Если бы богослов-писатель стал изображать жизнь Богоматери, говоря не по Церковному Преданию, то разве читатель не вправе был бы спросить его об источниках? А не получив удовлетворительного ответа, не вправе ли был бы обвинить богослова в неправде? А богослов-иконописец, живописуя Богоматерь, почему-то считает своей привилегией такую неправду. И в то время как ренановский роман1, какова бы ни была его ценность в качестве романа, никогда не помышляли читать в Храме вместо Евангелия, равнознач[а]щие "Vie de Jésus" произведения кисти не только стоят в храмах, но и предполагают все культовые действия, воздаваемые иконам. Между тем, именно иконы — это возвещение истины всякому, даже безграмотному, тогда как богословские писания доступны немногим и потому менее ответственны; иная же современная икона есть провозглашаемое в Храме всенародно вопиющее лжесвидетельство.
Художники Возрождения, нисколько не
связанные каноном, постоянно обращались к очень узкому кругу основных
иконописных тем, хотя никто не принуждал их к тому, и даже в некоторых моментах
соблюдали Церковное Предание; это показывает, насколько чувствуется художником
потребность в норме. А как мало на самом деле стесняет церковная норма, даже
при самом строгом соблюдении ее, иконописца, хорошо показывает сопоставление
древних икон на одну тему и даже одного перевода: двух не отыщется икон,
тождественных между собою, и сходство, учитываемое при первом рассмотрении,
только усиливает полное индивидуального
подхождения своеобразие каждой из них.
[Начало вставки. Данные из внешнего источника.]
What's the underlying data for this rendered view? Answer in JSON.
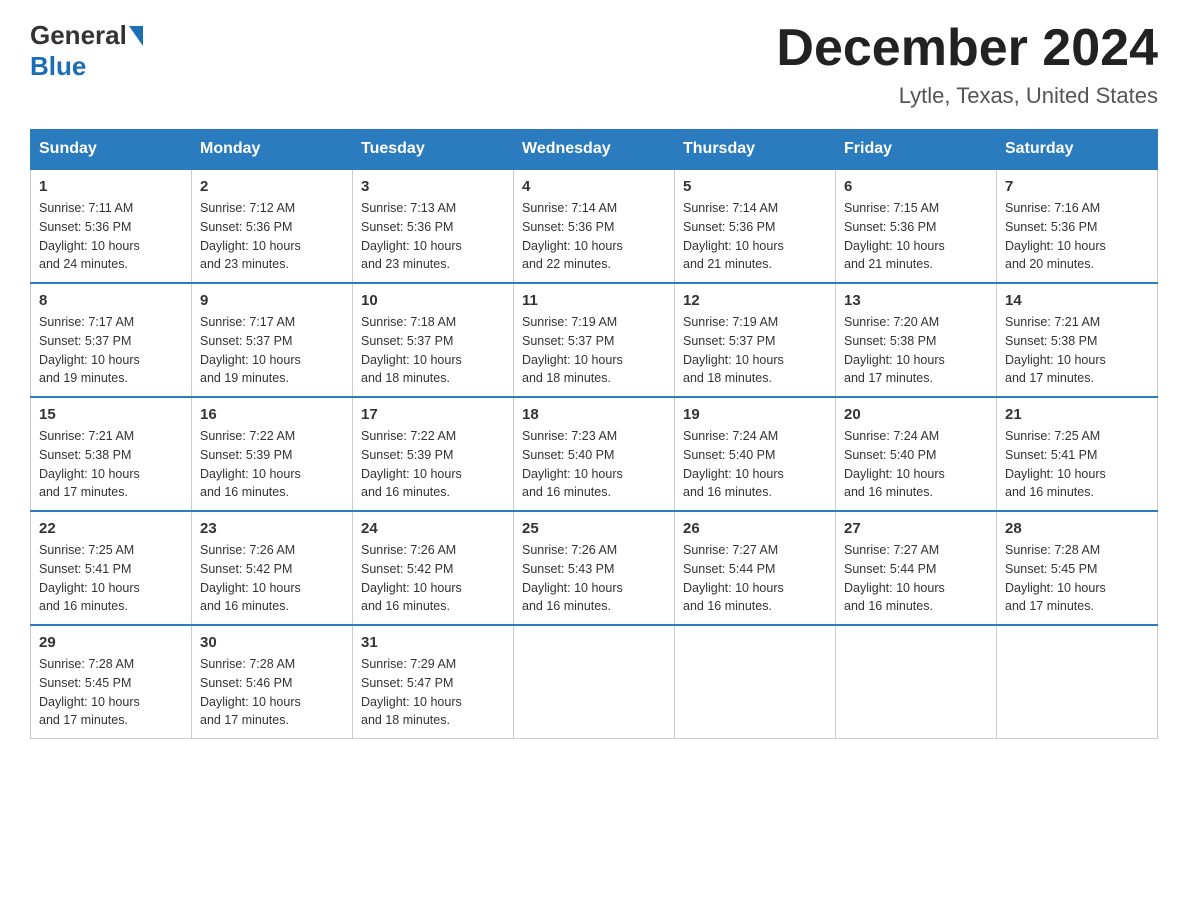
{
  "logo": {
    "general": "General",
    "blue": "Blue"
  },
  "title": "December 2024",
  "location": "Lytle, Texas, United States",
  "days_of_week": [
    "Sunday",
    "Monday",
    "Tuesday",
    "Wednesday",
    "Thursday",
    "Friday",
    "Saturday"
  ],
  "weeks": [
    [
      {
        "day": "1",
        "sunrise": "7:11 AM",
        "sunset": "5:36 PM",
        "daylight": "10 hours and 24 minutes."
      },
      {
        "day": "2",
        "sunrise": "7:12 AM",
        "sunset": "5:36 PM",
        "daylight": "10 hours and 23 minutes."
      },
      {
        "day": "3",
        "sunrise": "7:13 AM",
        "sunset": "5:36 PM",
        "daylight": "10 hours and 23 minutes."
      },
      {
        "day": "4",
        "sunrise": "7:14 AM",
        "sunset": "5:36 PM",
        "daylight": "10 hours and 22 minutes."
      },
      {
        "day": "5",
        "sunrise": "7:14 AM",
        "sunset": "5:36 PM",
        "daylight": "10 hours and 21 minutes."
      },
      {
        "day": "6",
        "sunrise": "7:15 AM",
        "sunset": "5:36 PM",
        "daylight": "10 hours and 21 minutes."
      },
      {
        "day": "7",
        "sunrise": "7:16 AM",
        "sunset": "5:36 PM",
        "daylight": "10 hours and 20 minutes."
      }
    ],
    [
      {
        "day": "8",
        "sunrise": "7:17 AM",
        "sunset": "5:37 PM",
        "daylight": "10 hours and 19 minutes."
      },
      {
        "day": "9",
        "sunrise": "7:17 AM",
        "sunset": "5:37 PM",
        "daylight": "10 hours and 19 minutes."
      },
      {
        "day": "10",
        "sunrise": "7:18 AM",
        "sunset": "5:37 PM",
        "daylight": "10 hours and 18 minutes."
      },
      {
        "day": "11",
        "sunrise": "7:19 AM",
        "sunset": "5:37 PM",
        "daylight": "10 hours and 18 minutes."
      },
      {
        "day": "12",
        "sunrise": "7:19 AM",
        "sunset": "5:37 PM",
        "daylight": "10 hours and 18 minutes."
      },
      {
        "day": "13",
        "sunrise": "7:20 AM",
        "sunset": "5:38 PM",
        "daylight": "10 hours and 17 minutes."
      },
      {
        "day": "14",
        "sunrise": "7:21 AM",
        "sunset": "5:38 PM",
        "daylight": "10 hours and 17 minutes."
      }
    ],
    [
      {
        "day": "15",
        "sunrise": "7:21 AM",
        "sunset": "5:38 PM",
        "daylight": "10 hours and 17 minutes."
      },
      {
        "day": "16",
        "sunrise": "7:22 AM",
        "sunset": "5:39 PM",
        "daylight": "10 hours and 16 minutes."
      },
      {
        "day": "17",
        "sunrise": "7:22 AM",
        "sunset": "5:39 PM",
        "daylight": "10 hours and 16 minutes."
      },
      {
        "day": "18",
        "sunrise": "7:23 AM",
        "sunset": "5:40 PM",
        "daylight": "10 hours and 16 minutes."
      },
      {
        "day": "19",
        "sunrise": "7:24 AM",
        "sunset": "5:40 PM",
        "daylight": "10 hours and 16 minutes."
      },
      {
        "day": "20",
        "sunrise": "7:24 AM",
        "sunset": "5:40 PM",
        "daylight": "10 hours and 16 minutes."
      },
      {
        "day": "21",
        "sunrise": "7:25 AM",
        "sunset": "5:41 PM",
        "daylight": "10 hours and 16 minutes."
      }
    ],
    [
      {
        "day": "22",
        "sunrise": "7:25 AM",
        "sunset": "5:41 PM",
        "daylight": "10 hours and 16 minutes."
      },
      {
        "day": "23",
        "sunrise": "7:26 AM",
        "sunset": "5:42 PM",
        "daylight": "10 hours and 16 minutes."
      },
      {
        "day": "24",
        "sunrise": "7:26 AM",
        "sunset": "5:42 PM",
        "daylight": "10 hours and 16 minutes."
      },
      {
        "day": "25",
        "sunrise": "7:26 AM",
        "sunset": "5:43 PM",
        "daylight": "10 hours and 16 minutes."
      },
      {
        "day": "26",
        "sunrise": "7:27 AM",
        "sunset": "5:44 PM",
        "daylight": "10 hours and 16 minutes."
      },
      {
        "day": "27",
        "sunrise": "7:27 AM",
        "sunset": "5:44 PM",
        "daylight": "10 hours and 16 minutes."
      },
      {
        "day": "28",
        "sunrise": "7:28 AM",
        "sunset": "5:45 PM",
        "daylight": "10 hours and 17 minutes."
      }
    ],
    [
      {
        "day": "29",
        "sunrise": "7:28 AM",
        "sunset": "5:45 PM",
        "daylight": "10 hours and 17 minutes."
      },
      {
        "day": "30",
        "sunrise": "7:28 AM",
        "sunset": "5:46 PM",
        "daylight": "10 hours and 17 minutes."
      },
      {
        "day": "31",
        "sunrise": "7:29 AM",
        "sunset": "5:47 PM",
        "daylight": "10 hours and 18 minutes."
      },
      null,
      null,
      null,
      null
    ]
  ],
  "labels": {
    "sunrise": "Sunrise:",
    "sunset": "Sunset:",
    "daylight": "Daylight:"
  }
}
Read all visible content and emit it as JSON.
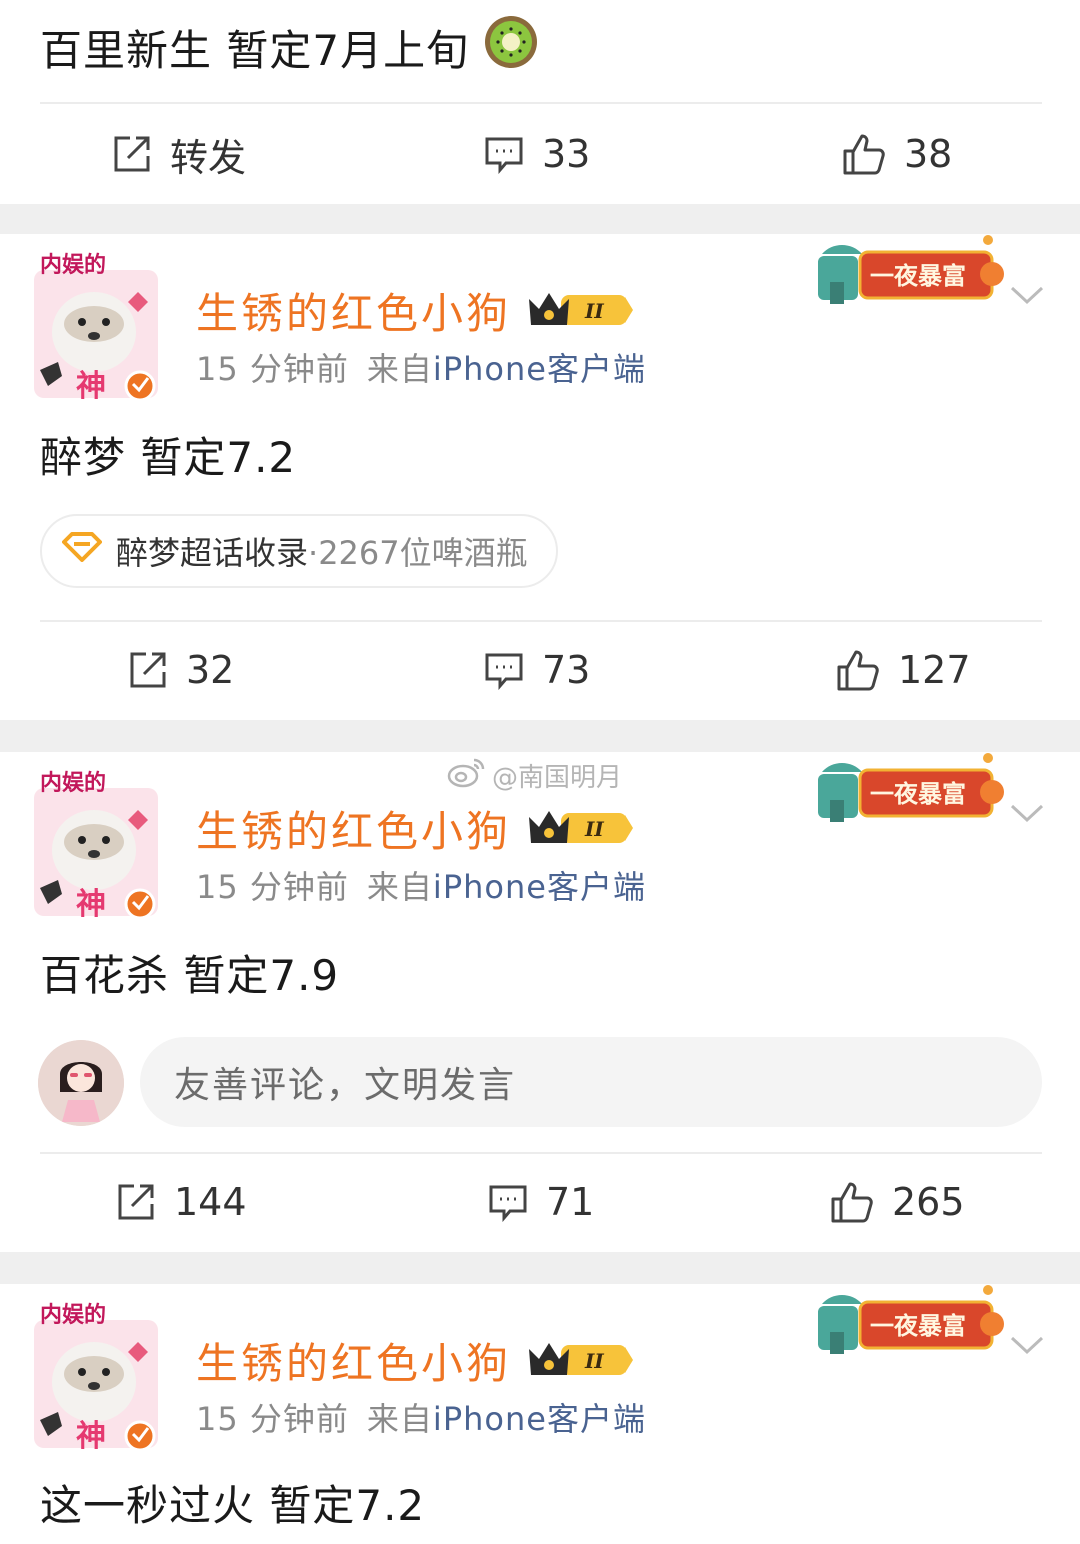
{
  "posts": [
    {
      "text": "百里新生 暂定7月上旬",
      "emoji_icon": "kiwi-fruit-icon",
      "actions": {
        "repost": "转发",
        "comments": "33",
        "likes": "38"
      }
    },
    {
      "author": "生锈的红色小狗",
      "level": "II",
      "time": "15 分钟前",
      "source_prefix": "来自",
      "source": "iPhone客户端",
      "badge": "一夜暴富",
      "avatar_caption_top": "内娱的",
      "avatar_caption_bottom": "神",
      "text": "醉梦 暂定7.2",
      "topic": {
        "name": "醉梦超话收录",
        "sep": "·",
        "count": "2267位啤酒瓶"
      },
      "actions": {
        "repost": "32",
        "comments": "73",
        "likes": "127"
      }
    },
    {
      "author": "生锈的红色小狗",
      "level": "II",
      "time": "15 分钟前",
      "source_prefix": "来自",
      "source": "iPhone客户端",
      "badge": "一夜暴富",
      "avatar_caption_top": "内娱的",
      "avatar_caption_bottom": "神",
      "text": "百花杀 暂定7.9",
      "comment_placeholder": "友善评论，文明发言",
      "actions": {
        "repost": "144",
        "comments": "71",
        "likes": "265"
      }
    },
    {
      "author": "生锈的红色小狗",
      "level": "II",
      "time": "15 分钟前",
      "source_prefix": "来自",
      "source": "iPhone客户端",
      "badge": "一夜暴富",
      "avatar_caption_top": "内娱的",
      "avatar_caption_bottom": "神",
      "text": "这一秒过火 暂定7.2"
    }
  ],
  "watermark": "@南国明月",
  "colors": {
    "author": "#ee7422",
    "source_link": "#4a6391",
    "badge_red": "#d9472b",
    "badge_teal": "#4aa79a",
    "background": "#efefef"
  }
}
И далее, как новое творчество от
прикосновения к новому опыту небесных тайн совершенно вмещается в уже открытые
канонические формы, входя в них словно в уготованное гнездо, — показывает
Рублевская Троица. Это сюжет трех Ангелов за трапезою издавно существовал в
церковном искусстве и получил себе каноническое определение. В этом смысле
Андрей Рублев не придумал ничего нового, и внешне, археологически
расцениваемая, его икона Троицы стоит в длинном ряде ей предшествовавших,
начиная с [IV-VI] век[ов],
и ей последовавших изображений праотеческого гостеприимства.
Эти изображения были, по своему археологическому смыслу, иконами-иллюстрациями
из лицевого жития, именно праотца Авраама, и, будучи таковыми, имели еще
предзнаменовательный смысл грядущего откровения о Пресвятой Троице. Но
собственно троичное значение этих икон было таким же предзнаменовательным, как
крещальное значение перехода Евреев через Чермное море или Богородичное — несгоравшей
купины2: как ни вглядывайся в изображение
последней, даже совершеннейшее, в нем наглядно не узришь никакого намека
на Приснодеву. Точно так же и явление странников Аврааму3 лишь отвлеченно могло вести мысль к
догмату Троичности, но само по себе созерцания Святой Троицы не живописало.
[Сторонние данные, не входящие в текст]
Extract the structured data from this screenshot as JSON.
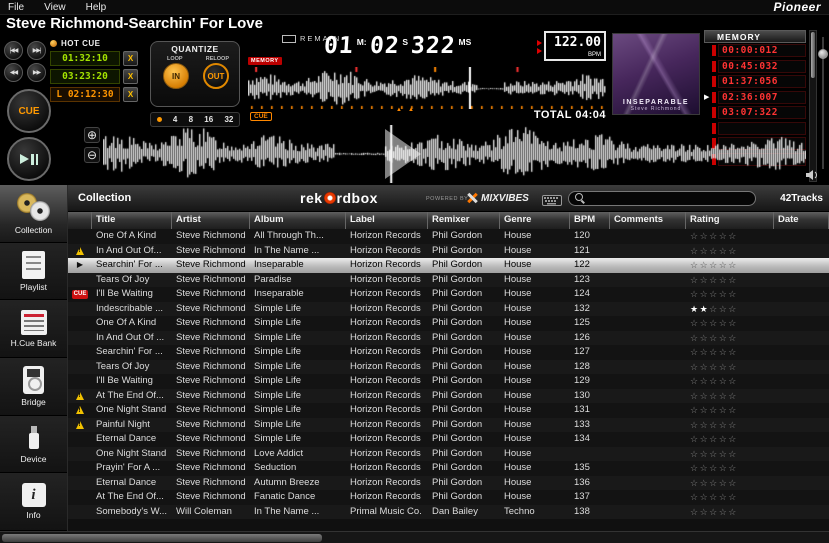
{
  "menu_bar": {
    "items": [
      "File",
      "View",
      "Help"
    ],
    "brand": "Pioneer"
  },
  "player": {
    "track_title": "Steve Richmond-Searchin' For Love",
    "transport_buttons": [
      {
        "icon": "prev-track-button",
        "glyph": "|◀◀"
      },
      {
        "icon": "next-track-button",
        "glyph": "▶▶|"
      },
      {
        "icon": "search-back-button",
        "glyph": "◀◀"
      },
      {
        "icon": "search-forward-button",
        "glyph": "▶▶"
      }
    ],
    "cue_button_label": "CUE",
    "hot_cue": {
      "label": "HOT CUE",
      "slots": [
        {
          "time": "01:32:10",
          "clear_label": "X",
          "style": "green"
        },
        {
          "time": "03:23:20",
          "clear_label": "X",
          "style": "green"
        },
        {
          "time": "L 02:12:30",
          "clear_label": "X",
          "style": "orange"
        }
      ]
    },
    "quantize": {
      "label": "QUANTIZE",
      "loop_label": "LOOP",
      "reloop_label": "RELOOP",
      "in_label": "IN",
      "out_label": "OUT",
      "beats": [
        "4",
        "8",
        "16",
        "32"
      ]
    },
    "display": {
      "remain_label": "REMAIN",
      "memory_tag": "MEMORY",
      "cue_tag": "CUE",
      "minutes": "01",
      "min_unit": "M:",
      "seconds": "02",
      "sec_unit": "S",
      "millis": "322",
      "ms_unit": "MS",
      "bpm_value": "122.00",
      "bpm_label": "BPM",
      "total_label": "TOTAL 04:04"
    },
    "album_art": {
      "caption": "INSEPARABLE",
      "subcaption": "Steve Richmond"
    },
    "memory_panel": {
      "label": "MEMORY",
      "entries": [
        "00:00:012",
        "00:45:032",
        "01:37:056",
        "02:36:007",
        "03:07:322",
        "",
        "",
        ""
      ],
      "active_index": 3
    }
  },
  "browser": {
    "sidebar": [
      {
        "label": "Collection",
        "icon": "discs-icon",
        "selected": true
      },
      {
        "label": "Playlist",
        "icon": "playlist-icon",
        "selected": false
      },
      {
        "label": "H.Cue Bank",
        "icon": "cue-bank-icon",
        "selected": false
      },
      {
        "label": "Bridge",
        "icon": "bridge-icon",
        "selected": false
      },
      {
        "label": "Device",
        "icon": "device-icon",
        "selected": false
      },
      {
        "label": "Info",
        "icon": "info-icon",
        "selected": false
      }
    ],
    "header": {
      "title": "Collection",
      "logo_pre": "rek",
      "logo_post": "rdbox",
      "powered_by": "POWERED BY",
      "partner_logo": "MIXVIBES",
      "search_value": "",
      "track_count": "42Tracks"
    },
    "cue_badge_label": "CUE",
    "columns": [
      "Title",
      "Artist",
      "Album",
      "Label",
      "Remixer",
      "Genre",
      "BPM",
      "Comments",
      "Rating",
      "Date"
    ],
    "rows": [
      {
        "status": "",
        "title": "One Of A Kind",
        "artist": "Steve Richmond",
        "album": "All Through Th...",
        "label": "Horizon Records",
        "remixer": "Phil Gordon",
        "genre": "House",
        "bpm": "120",
        "comments": "",
        "rating": 0,
        "date": "",
        "selected": false
      },
      {
        "status": "warning",
        "title": "In And Out Of...",
        "artist": "Steve Richmond",
        "album": "In The Name ...",
        "label": "Horizon Records",
        "remixer": "Phil Gordon",
        "genre": "House",
        "bpm": "121",
        "comments": "",
        "rating": 0,
        "date": "",
        "selected": false
      },
      {
        "status": "playing",
        "title": "Searchin' For ...",
        "artist": "Steve Richmond",
        "album": "Inseparable",
        "label": "Horizon Records",
        "remixer": "Phil Gordon",
        "genre": "House",
        "bpm": "122",
        "comments": "",
        "rating": 0,
        "date": "",
        "selected": true
      },
      {
        "status": "",
        "title": "Tears Of Joy",
        "artist": "Steve Richmond",
        "album": "Paradise",
        "label": "Horizon Records",
        "remixer": "Phil Gordon",
        "genre": "House",
        "bpm": "123",
        "comments": "",
        "rating": 0,
        "date": "",
        "selected": false
      },
      {
        "status": "cue",
        "title": "I'll Be Waiting",
        "artist": "Steve Richmond",
        "album": "Inseparable",
        "label": "Horizon Records",
        "remixer": "Phil Gordon",
        "genre": "House",
        "bpm": "124",
        "comments": "",
        "rating": 0,
        "date": "",
        "selected": false
      },
      {
        "status": "",
        "title": "Indescribable ...",
        "artist": "Steve Richmond",
        "album": "Simple Life",
        "label": "Horizon Records",
        "remixer": "Phil Gordon",
        "genre": "House",
        "bpm": "132",
        "comments": "",
        "rating": 2,
        "date": "",
        "selected": false
      },
      {
        "status": "",
        "title": "One Of A Kind",
        "artist": "Steve Richmond",
        "album": "Simple Life",
        "label": "Horizon Records",
        "remixer": "Phil Gordon",
        "genre": "House",
        "bpm": "125",
        "comments": "",
        "rating": 0,
        "date": "",
        "selected": false
      },
      {
        "status": "",
        "title": "In And Out Of ...",
        "artist": "Steve Richmond",
        "album": "Simple Life",
        "label": "Horizon Records",
        "remixer": "Phil Gordon",
        "genre": "House",
        "bpm": "126",
        "comments": "",
        "rating": 0,
        "date": "",
        "selected": false
      },
      {
        "status": "",
        "title": "Searchin' For ...",
        "artist": "Steve Richmond",
        "album": "Simple Life",
        "label": "Horizon Records",
        "remixer": "Phil Gordon",
        "genre": "House",
        "bpm": "127",
        "comments": "",
        "rating": 0,
        "date": "",
        "selected": false
      },
      {
        "status": "",
        "title": "Tears Of Joy",
        "artist": "Steve Richmond",
        "album": "Simple Life",
        "label": "Horizon Records",
        "remixer": "Phil Gordon",
        "genre": "House",
        "bpm": "128",
        "comments": "",
        "rating": 0,
        "date": "",
        "selected": false
      },
      {
        "status": "",
        "title": "I'll Be Waiting",
        "artist": "Steve Richmond",
        "album": "Simple Life",
        "label": "Horizon Records",
        "remixer": "Phil Gordon",
        "genre": "House",
        "bpm": "129",
        "comments": "",
        "rating": 0,
        "date": "",
        "selected": false
      },
      {
        "status": "warning",
        "title": "At The End Of...",
        "artist": "Steve Richmond",
        "album": "Simple Life",
        "label": "Horizon Records",
        "remixer": "Phil Gordon",
        "genre": "House",
        "bpm": "130",
        "comments": "",
        "rating": 0,
        "date": "",
        "selected": false
      },
      {
        "status": "warning",
        "title": "One Night Stand",
        "artist": "Steve Richmond",
        "album": "Simple Life",
        "label": "Horizon Records",
        "remixer": "Phil Gordon",
        "genre": "House",
        "bpm": "131",
        "comments": "",
        "rating": 0,
        "date": "",
        "selected": false
      },
      {
        "status": "warning",
        "title": "Painful Night",
        "artist": "Steve Richmond",
        "album": "Simple Life",
        "label": "Horizon Records",
        "remixer": "Phil Gordon",
        "genre": "House",
        "bpm": "133",
        "comments": "",
        "rating": 0,
        "date": "",
        "selected": false
      },
      {
        "status": "",
        "title": "Eternal Dance",
        "artist": "Steve Richmond",
        "album": "Simple Life",
        "label": "Horizon Records",
        "remixer": "Phil Gordon",
        "genre": "House",
        "bpm": "134",
        "comments": "",
        "rating": 0,
        "date": "",
        "selected": false
      },
      {
        "status": "",
        "title": "One Night Stand",
        "artist": "Steve Richmond",
        "album": "Love Addict",
        "label": "Horizon Records",
        "remixer": "Phil Gordon",
        "genre": "House",
        "bpm": "",
        "comments": "",
        "rating": 0,
        "date": "",
        "selected": false
      },
      {
        "status": "",
        "title": "Prayin' For A ...",
        "artist": "Steve Richmond",
        "album": "Seduction",
        "label": "Horizon Records",
        "remixer": "Phil Gordon",
        "genre": "House",
        "bpm": "135",
        "comments": "",
        "rating": 0,
        "date": "",
        "selected": false
      },
      {
        "status": "",
        "title": "Eternal Dance",
        "artist": "Steve Richmond",
        "album": "Autumn Breeze",
        "label": "Horizon Records",
        "remixer": "Phil Gordon",
        "genre": "House",
        "bpm": "136",
        "comments": "",
        "rating": 0,
        "date": "",
        "selected": false
      },
      {
        "status": "",
        "title": "At The End Of...",
        "artist": "Steve Richmond",
        "album": "Fanatic Dance",
        "label": "Horizon Records",
        "remixer": "Phil Gordon",
        "genre": "House",
        "bpm": "137",
        "comments": "",
        "rating": 0,
        "date": "",
        "selected": false
      },
      {
        "status": "",
        "title": "Somebody's W...",
        "artist": "Will Coleman",
        "album": "In The Name ...",
        "label": "Primal Music Co.",
        "remixer": "Dan Bailey",
        "genre": "Techno",
        "bpm": "138",
        "comments": "",
        "rating": 0,
        "date": "",
        "selected": false
      }
    ]
  },
  "colors": {
    "accent_orange": "#ff9900",
    "lcd_green": "#a4e400",
    "memory_red": "#cc0000",
    "selected_row": "#c0c0c0"
  }
}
Но в XIV веке этот догмат по различным причинам стал
предметом особенного внимания Вселенской Церкви и получил чеканную словесную
формулировку. Завершителем же этого дела, увенчателем средневековья, стал
"чтитель Пресвятой Троицы" — преподобный Сергий Радонежский. Он
постиг небесную лазурь, невозмутимый, неотмирный мир, струящийся в недра вечной
совершенной любви, как предмет созерцания и заповедь воплощения во всей жизни,
как основу строительства и церковного, и личного, и государственного, и
общественного. Он увидел образ этой любви вложенным в канонические формы
Мамврийского Богоявления. Этот его опыт, новый опыт, новое видение духовного
мира, воспринял от него, сам преподобный, Андрей Рублев, руководимый преп. Никоном: так написал он "в
похвалу отцу Сергию"4 икону
Троицы. Теперь она уже перестала быть одним из изображений лицевого жития, и ее
отношение к Мамвре — уже рудимент. Эта икона показывает в поражающем видении Самое Пресвятую Троицу, новое откровение, хотя и под
покровом старых и несомненно менее значительных форм. Но эти старые формы не
стесняют нового откровения именно потому, что ни они не были сочинены, а
выражали подлинную действительность, ни новое откровение, более ясное и
осознанное, но откровение той же действительности, не было субъективным домыслом. Что же удивительного, если в абрис видения,
виденного некогда как тень грядущей истины, но не понятного в свое время до
позднейше сознанной глубины, всецело вошло, тесно им
облекаясь, то же самое видение, точнее, видение той же реальности, но узренное
после тысячелетий духовной работы человечества, когда развились в благодатном
уме потребные органы понимания. И тогда исторические подробности сами собою
отпали от композиции, и иконы Рублева, точнее же, преподобного Сергия5,
старая и новая зараз, первоявленная и повторение, стала новым
каноном, новым образцом, закрепленным церковным сознанием и прочно
установленным в качестве нормы Стоглавом и другими русскими Соборами.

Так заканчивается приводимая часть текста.